Foto: Michael Lobeck, Blick in die Rheingasse mit Werkstattbühne, Wohnbebauung und Rhein.

Auch an der Fassade der Werkstattbühne sind Schäden am Beton zu erkennen.

Foto: Michael Lobeck, Blick auf die Fassade der Werkstattbühne.

Eine Ecke weiter führt unser Weg auf das Brassertufer. Hier wir besonders deutlich, dass die Fassade der Oper bis auf die Front und den Eingang der Werkstattbühne fast völlig verschlossen ist. Für ein Gebäude in zentraler Innenstadtlage gibt es überraschend viele „Rückseiten“.

Foto: Michael Lobeck, Blick vom Brassertufer auf eine „Rückseite“ der Oper.

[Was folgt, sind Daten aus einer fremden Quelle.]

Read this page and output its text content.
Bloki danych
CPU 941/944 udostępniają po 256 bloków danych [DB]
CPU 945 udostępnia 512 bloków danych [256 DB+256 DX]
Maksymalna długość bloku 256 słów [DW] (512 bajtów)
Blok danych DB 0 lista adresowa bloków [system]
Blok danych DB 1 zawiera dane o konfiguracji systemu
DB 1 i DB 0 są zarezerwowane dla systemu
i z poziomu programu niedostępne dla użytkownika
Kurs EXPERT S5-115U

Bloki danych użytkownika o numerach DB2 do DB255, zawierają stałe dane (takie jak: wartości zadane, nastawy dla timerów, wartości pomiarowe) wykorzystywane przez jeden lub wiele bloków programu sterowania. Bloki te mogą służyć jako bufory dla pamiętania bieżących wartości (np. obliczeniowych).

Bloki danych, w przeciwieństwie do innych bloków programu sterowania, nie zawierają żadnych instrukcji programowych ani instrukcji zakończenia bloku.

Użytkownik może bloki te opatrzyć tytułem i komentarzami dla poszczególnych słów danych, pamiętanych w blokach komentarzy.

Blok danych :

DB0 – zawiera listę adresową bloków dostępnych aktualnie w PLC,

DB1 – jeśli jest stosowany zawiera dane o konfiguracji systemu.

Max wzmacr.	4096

Die vorhandenen Fensterflächen im Erdgeschossbereich zeigen keine zugänglichen Bereiche des Hauses. Die jetzt noch als Abstellflächen für nicht benötigte PKW missbrauchten öffentlichen Flächen werden nach einer Umgestaltung des Rheinufers hoffentlich einer sinnvolleren Nutzung zugeführt.

Foto: Michael Lobeck, Blick auf Fassade und nicht benötigte PKW vom Brassertufer aus.

Schließlich kommen wir kurz vor der Kennedybrücke am Aufgang zur Oper an. Der ist – wie viele Teilnehmer*innen äußerten – nicht sehr einladend.

Foto: Michael Lobeck, Der wenig einladende Aufgang zur Oper und zur Innenstadt.

Frau Denny erläutert anhand der Pläne des Büros Planorama (pdf), das den Wettbewerb zur Gestaltung des Rheinufers gewonnen hat, wie der Zugang zur Oper und zur Innenstadt vom Rhein weiterentwickelt werden könnte. Aufbauend auf dem Masterplan Innere Stadt (pdf) entwickelt die Stadt Bonn an verschiedenen Stellen die Verbindung von Innenstadt und Rheinufer unter Nutzung von Fördermitteln weiter. Zur Neugestaltung der Rheinuferpromenade gab es auch eine umfangreiche Bürger*innenbeteiligung, wozu ich hier im Blog schonmal etwas geschrieben habe.

Zusammenfassend lässt sich festhalten, dass das Rheinufer schöner wird, und auch die Anbindung der Oper und der Innenstadt davon sicher profitiert. Während die Umgestaltung der Uferpromenade in den nächsten Jahren startet, wird die Neugestaltung des Aufgangs zur Oper und die Gestaltung des Übergangs zur Innenstadt jedoch noch länger auf sich warten lassen. Im bewilligten Förderantrag sind dafür noch keine Mittel enthalten.

Foto: Michael Lobeck, Im Zuschauersaal erläutert Jens Lorenzen, Technischer Direktor und Ausstattungsleiter des Theater Bonn die Sanierungsbedarfe der Oper.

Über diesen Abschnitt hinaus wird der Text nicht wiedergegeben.